Since I love PB sooooo much, you would think I prefer a particular brand. I don’t. Every month when I purchase two jars of peanut butter I compare price with chunky vs. creamy. Then I try to remember all the brands that were killing people. I try to avoid those, but if they are really tasty I’ll buy them anyway. I can’t commit to a PB in fact, I can barely choose a PB to settle on. I’ve stood in the PB aisle for up to 20 minutes and just ended up grabbing the 2 PBs closest to me. I can tell you right now, just grabbing the nearest 2 resulted in regret many times. So now when I can’t make a decision, much like shirt shopping, I leave the store without PB in tow knowing damn well I don’t like to sleep without it!
I have the same relationship with men that I have with peanut butter.
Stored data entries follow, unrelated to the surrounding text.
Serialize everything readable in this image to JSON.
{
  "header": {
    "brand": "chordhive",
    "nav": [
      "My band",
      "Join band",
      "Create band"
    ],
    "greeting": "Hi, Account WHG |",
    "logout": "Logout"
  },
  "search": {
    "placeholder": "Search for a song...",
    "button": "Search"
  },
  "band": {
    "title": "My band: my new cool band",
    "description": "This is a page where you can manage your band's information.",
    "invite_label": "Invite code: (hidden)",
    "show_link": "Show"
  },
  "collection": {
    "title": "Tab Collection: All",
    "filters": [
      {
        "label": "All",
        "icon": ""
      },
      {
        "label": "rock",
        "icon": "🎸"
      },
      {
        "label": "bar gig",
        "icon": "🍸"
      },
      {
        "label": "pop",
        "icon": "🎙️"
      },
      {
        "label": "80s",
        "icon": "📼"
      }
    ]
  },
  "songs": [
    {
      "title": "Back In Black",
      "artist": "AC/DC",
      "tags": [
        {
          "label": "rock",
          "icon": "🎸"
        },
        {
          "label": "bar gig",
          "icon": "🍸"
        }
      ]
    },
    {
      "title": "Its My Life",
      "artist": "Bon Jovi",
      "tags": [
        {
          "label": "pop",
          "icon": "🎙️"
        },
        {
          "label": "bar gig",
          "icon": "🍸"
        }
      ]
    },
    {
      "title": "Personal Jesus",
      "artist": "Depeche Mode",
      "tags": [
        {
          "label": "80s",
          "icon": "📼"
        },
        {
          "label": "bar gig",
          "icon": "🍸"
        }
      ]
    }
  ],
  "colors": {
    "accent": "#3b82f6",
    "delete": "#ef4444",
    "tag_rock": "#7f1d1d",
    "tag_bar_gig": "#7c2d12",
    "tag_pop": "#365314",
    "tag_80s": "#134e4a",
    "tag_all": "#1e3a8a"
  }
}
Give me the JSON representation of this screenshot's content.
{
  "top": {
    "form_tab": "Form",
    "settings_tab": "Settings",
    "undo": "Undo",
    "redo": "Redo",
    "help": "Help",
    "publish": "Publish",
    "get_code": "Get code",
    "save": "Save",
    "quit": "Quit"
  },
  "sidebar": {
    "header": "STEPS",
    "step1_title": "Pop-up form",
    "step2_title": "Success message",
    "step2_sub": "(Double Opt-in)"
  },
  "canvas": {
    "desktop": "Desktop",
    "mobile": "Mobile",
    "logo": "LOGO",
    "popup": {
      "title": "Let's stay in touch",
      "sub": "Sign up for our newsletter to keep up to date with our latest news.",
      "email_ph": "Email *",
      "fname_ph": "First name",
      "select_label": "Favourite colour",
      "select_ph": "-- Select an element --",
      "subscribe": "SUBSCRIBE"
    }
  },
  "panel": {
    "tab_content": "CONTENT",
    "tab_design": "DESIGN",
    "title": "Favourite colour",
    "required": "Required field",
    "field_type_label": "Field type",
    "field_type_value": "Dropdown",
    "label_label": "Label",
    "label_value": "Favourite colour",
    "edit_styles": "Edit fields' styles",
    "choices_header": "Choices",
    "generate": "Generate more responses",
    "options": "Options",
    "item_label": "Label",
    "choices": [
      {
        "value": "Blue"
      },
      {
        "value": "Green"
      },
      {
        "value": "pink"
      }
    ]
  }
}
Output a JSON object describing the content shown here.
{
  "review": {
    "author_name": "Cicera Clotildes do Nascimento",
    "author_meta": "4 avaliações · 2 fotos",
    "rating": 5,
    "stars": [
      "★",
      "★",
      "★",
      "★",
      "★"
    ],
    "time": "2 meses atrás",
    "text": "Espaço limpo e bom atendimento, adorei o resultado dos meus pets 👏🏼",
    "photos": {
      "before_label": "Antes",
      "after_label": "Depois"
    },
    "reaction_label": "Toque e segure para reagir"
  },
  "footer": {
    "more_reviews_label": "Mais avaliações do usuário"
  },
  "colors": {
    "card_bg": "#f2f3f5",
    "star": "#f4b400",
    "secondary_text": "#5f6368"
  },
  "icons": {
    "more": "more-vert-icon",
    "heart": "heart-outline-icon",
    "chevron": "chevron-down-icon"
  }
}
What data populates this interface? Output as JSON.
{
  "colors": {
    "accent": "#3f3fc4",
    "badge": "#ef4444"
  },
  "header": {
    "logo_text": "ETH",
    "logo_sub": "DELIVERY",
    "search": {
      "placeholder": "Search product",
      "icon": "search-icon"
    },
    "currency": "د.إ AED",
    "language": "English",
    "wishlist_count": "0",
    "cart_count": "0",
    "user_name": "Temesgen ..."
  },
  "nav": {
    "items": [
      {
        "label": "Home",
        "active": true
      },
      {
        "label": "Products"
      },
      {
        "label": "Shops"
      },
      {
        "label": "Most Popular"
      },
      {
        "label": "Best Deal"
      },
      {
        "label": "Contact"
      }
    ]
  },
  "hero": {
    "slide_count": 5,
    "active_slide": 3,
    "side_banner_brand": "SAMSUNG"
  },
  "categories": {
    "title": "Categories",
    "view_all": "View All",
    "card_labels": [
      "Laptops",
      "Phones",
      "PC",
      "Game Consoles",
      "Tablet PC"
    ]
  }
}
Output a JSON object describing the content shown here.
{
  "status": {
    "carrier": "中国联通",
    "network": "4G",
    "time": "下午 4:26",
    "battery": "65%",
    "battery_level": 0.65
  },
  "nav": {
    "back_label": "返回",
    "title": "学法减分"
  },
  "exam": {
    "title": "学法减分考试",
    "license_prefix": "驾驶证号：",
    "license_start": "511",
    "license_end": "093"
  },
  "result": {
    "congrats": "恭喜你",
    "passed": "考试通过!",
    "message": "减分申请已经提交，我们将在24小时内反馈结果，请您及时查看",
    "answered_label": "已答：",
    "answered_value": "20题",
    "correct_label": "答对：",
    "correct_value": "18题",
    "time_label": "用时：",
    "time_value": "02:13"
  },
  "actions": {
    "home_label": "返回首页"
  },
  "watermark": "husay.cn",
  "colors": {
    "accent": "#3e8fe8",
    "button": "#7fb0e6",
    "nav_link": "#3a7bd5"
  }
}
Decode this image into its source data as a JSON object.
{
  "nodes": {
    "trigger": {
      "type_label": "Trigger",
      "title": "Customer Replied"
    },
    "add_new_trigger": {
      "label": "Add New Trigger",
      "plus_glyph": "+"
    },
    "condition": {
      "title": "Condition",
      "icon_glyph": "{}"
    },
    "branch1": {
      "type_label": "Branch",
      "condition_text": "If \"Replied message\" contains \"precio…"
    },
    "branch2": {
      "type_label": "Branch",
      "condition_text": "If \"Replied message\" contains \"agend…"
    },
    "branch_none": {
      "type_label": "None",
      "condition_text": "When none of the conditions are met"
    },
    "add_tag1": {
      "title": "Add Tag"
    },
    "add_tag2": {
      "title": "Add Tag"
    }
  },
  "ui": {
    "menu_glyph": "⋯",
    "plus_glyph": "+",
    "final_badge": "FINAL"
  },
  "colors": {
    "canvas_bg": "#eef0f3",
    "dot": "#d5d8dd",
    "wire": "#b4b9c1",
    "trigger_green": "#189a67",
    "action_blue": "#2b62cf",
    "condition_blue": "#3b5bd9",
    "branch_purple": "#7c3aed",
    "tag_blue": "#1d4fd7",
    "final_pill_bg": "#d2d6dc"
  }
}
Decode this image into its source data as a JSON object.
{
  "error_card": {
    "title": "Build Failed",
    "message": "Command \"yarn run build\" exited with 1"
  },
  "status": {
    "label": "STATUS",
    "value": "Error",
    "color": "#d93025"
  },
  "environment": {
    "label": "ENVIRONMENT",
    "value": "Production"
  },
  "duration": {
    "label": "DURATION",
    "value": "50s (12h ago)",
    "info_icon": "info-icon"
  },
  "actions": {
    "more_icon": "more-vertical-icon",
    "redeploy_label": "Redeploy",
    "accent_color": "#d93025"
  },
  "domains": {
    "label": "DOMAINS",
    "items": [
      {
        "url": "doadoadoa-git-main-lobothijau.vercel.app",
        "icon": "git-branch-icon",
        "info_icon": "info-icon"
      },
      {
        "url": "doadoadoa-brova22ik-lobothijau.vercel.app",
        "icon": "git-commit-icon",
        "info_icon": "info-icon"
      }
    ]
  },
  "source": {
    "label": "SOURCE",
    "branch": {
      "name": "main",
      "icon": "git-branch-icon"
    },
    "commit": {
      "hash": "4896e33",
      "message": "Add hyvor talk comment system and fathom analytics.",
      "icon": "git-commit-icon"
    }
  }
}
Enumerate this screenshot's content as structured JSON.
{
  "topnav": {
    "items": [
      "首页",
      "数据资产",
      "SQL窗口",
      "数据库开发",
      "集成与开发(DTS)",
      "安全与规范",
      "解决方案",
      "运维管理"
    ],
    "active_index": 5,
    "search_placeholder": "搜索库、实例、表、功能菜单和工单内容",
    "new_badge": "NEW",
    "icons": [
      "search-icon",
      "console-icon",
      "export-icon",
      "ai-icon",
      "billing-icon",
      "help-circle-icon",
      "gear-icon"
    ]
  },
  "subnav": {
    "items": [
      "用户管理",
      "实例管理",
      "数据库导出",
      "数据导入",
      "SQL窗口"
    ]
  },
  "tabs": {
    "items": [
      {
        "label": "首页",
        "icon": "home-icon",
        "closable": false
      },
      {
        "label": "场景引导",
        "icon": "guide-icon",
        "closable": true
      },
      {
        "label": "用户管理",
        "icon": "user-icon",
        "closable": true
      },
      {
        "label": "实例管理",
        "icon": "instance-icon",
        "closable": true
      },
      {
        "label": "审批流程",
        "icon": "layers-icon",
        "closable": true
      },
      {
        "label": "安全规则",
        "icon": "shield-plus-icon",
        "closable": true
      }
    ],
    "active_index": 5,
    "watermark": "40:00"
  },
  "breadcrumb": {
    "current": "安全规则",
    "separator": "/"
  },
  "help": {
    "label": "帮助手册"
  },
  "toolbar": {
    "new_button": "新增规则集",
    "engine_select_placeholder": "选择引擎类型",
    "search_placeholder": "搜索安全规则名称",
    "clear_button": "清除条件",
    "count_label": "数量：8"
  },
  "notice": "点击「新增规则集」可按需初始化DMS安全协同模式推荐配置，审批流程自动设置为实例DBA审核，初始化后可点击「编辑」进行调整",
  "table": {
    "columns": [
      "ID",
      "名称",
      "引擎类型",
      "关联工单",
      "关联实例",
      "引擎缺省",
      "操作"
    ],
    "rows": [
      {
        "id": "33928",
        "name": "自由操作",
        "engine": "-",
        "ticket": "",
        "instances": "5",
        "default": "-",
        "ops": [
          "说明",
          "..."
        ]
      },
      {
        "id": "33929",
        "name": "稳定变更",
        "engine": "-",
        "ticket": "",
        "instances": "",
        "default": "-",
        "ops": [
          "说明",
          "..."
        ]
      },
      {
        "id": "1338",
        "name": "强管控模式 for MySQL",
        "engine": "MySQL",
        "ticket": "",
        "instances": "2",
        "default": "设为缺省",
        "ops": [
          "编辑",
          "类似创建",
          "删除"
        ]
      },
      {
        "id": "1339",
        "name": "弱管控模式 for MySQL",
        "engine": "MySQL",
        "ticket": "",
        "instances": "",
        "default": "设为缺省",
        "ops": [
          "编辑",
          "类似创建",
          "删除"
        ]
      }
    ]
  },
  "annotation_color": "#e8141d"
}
So many choices…so many possibilities…so hard to choose one. And when I can’t, I ditch them all and start over. I’m either with a lot of peanut butter, I mean men, or without any! In other words, I’m either not dating anyone at all or dating like 7 people I can’t keep straight or choose between.
Everytime I meet a man I compare tall vs. short, skinny vs. chunky…one minute I’m in the mood for Clinton Portis, next minute I’m in the mood for Robert from Day 26—no correlation at all. But unlike a jar of peanut butter, you can’t just hurry up and finish a man so you can try a new one.
All I need is 2 spoonfuls of PB to know if I like it, with men, it takes much longer to figure out if this is one of those brands that be killing people…or, if the time/emotional price is too much to pay for a sampling. All of these questions come in to play when I consider committing to a product or a relationship.
Right now none of the men that I am getting to know have enough of the right qualities…I have a feeling I need to ditch this bunch and try something new. A couple months ago, I tried almond butter and nutella to replace peanut butter. I liked it.
Not sure what the metaphorical equivalent is when it comes to men…but until I solve my PB commitment issues, I think my relationship commitment issues will persist.